In Wimmelbüchern die Schweiz entdecken

Matthias Vatter mit seinen Wimmerlbücher
Verleger Matthias Vatter: «Wir sind der Schweizer Wimmelbuchverlag.» Fotos: Neel Nowotny

Nicht von Pappe: Vatter&Vatter hat es mit individuellen Ideen und ungewöhnlichen Buchausgaben zum Verlag des Jahres geschafft. Verleger Matthias Vatter scheut keine Konkurrenz durch E-Books und weiss, was Print einzigartig macht.
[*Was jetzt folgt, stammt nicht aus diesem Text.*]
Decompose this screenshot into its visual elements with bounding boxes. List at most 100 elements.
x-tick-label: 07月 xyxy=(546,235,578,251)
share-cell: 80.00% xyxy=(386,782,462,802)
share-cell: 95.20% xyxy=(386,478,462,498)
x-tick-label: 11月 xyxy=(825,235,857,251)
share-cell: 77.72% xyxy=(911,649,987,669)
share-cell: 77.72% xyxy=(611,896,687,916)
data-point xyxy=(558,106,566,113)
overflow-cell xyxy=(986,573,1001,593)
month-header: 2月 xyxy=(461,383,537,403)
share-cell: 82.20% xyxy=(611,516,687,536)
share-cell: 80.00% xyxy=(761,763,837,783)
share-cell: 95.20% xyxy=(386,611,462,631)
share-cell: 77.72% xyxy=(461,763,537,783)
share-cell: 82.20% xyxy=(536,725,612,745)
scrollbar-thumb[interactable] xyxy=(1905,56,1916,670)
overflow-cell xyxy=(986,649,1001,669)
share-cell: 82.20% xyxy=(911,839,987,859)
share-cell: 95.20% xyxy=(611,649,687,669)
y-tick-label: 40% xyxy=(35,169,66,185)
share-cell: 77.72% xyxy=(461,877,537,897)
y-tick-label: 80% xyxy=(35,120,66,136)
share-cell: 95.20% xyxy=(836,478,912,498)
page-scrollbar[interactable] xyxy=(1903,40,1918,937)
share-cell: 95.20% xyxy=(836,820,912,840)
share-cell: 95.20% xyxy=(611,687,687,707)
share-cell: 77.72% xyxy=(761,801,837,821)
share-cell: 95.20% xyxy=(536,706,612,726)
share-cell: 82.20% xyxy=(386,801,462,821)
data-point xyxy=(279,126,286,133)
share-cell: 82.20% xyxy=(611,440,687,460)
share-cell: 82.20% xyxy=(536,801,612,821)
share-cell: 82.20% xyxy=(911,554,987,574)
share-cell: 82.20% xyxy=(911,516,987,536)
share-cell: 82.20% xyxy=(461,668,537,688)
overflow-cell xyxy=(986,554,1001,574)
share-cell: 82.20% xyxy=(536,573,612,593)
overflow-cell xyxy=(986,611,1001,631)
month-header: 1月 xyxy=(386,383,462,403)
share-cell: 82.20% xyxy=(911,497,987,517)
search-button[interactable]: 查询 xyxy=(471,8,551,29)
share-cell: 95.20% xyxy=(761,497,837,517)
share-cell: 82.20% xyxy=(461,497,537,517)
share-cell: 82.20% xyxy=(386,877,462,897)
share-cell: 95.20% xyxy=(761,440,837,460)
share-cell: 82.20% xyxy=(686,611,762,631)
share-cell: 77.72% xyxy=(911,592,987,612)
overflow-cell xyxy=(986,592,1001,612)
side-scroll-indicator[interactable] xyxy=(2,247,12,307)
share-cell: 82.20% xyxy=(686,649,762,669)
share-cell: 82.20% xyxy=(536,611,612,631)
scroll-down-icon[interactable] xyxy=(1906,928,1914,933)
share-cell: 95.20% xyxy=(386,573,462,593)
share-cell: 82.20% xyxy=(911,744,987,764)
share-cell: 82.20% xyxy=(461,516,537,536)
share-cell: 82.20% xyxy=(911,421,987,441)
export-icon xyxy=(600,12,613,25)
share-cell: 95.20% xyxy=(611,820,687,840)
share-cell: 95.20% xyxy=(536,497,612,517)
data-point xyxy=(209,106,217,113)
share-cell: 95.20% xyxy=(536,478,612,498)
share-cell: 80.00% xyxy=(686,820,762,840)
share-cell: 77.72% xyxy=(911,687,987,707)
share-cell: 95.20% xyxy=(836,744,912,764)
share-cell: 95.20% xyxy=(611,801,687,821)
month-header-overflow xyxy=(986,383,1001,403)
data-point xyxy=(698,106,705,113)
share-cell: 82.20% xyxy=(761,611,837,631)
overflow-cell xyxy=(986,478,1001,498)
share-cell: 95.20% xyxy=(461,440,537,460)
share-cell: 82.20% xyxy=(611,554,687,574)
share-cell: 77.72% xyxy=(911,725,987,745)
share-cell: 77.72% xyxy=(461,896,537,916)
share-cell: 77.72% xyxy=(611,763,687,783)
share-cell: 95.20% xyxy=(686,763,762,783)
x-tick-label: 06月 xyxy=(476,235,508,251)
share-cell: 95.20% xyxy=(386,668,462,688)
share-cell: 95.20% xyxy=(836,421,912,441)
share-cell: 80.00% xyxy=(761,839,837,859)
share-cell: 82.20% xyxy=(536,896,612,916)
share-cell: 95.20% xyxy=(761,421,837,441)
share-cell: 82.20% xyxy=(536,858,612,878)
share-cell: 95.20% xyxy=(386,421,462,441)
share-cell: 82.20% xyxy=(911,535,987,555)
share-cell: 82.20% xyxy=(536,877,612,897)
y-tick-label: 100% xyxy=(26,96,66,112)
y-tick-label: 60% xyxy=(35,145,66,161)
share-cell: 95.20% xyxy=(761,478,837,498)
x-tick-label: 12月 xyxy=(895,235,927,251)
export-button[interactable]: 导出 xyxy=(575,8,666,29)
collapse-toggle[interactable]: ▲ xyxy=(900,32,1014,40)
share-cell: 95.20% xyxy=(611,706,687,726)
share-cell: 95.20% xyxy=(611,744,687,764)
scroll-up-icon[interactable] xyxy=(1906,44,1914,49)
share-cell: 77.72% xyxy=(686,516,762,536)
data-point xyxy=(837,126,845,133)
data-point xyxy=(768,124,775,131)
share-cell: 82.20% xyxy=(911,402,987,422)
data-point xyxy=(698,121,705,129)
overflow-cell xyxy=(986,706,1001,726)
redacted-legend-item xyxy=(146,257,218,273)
«And the winner is … Vatter & Vatter!» Es war ein grosser Abend für den kleinen Berner Verlag. Als bei der Generalversammlung des Buchhandels- und Verlags-Verbands Matthias Vatter den Namen seines Unternehmens hörte, konnte er es kaum glauben: Verlag des Jahres 2024. «Sie hatten es bis zuletzt ganz schön spannend gemacht», lacht er heute im Showroom des Verlags im PROGR-Zentrum. «Schon die Nomination war ein tolles Zeichen aus der Branche.» Denn als Kleinverlag hatten sie sich kaum Chancen ausgerechnet im Onlinevoting genug Stimmen gesammelt zu haben. Nach dem Sieg galt Vatters erster Gedanke dem Team mit Projektleiterin Annina Schneller und Julia Bogdanovic (Marketing und Vertrieb). Vatter&Vatter ist zudem ein Familienunternehmen: Mitgründerin ist seine Schwester, die Texterin Anja Vatter, Matthias Vatters Frau, Illus­tratorin Beatrice Kaufmann, arbeitet auch im Verlag.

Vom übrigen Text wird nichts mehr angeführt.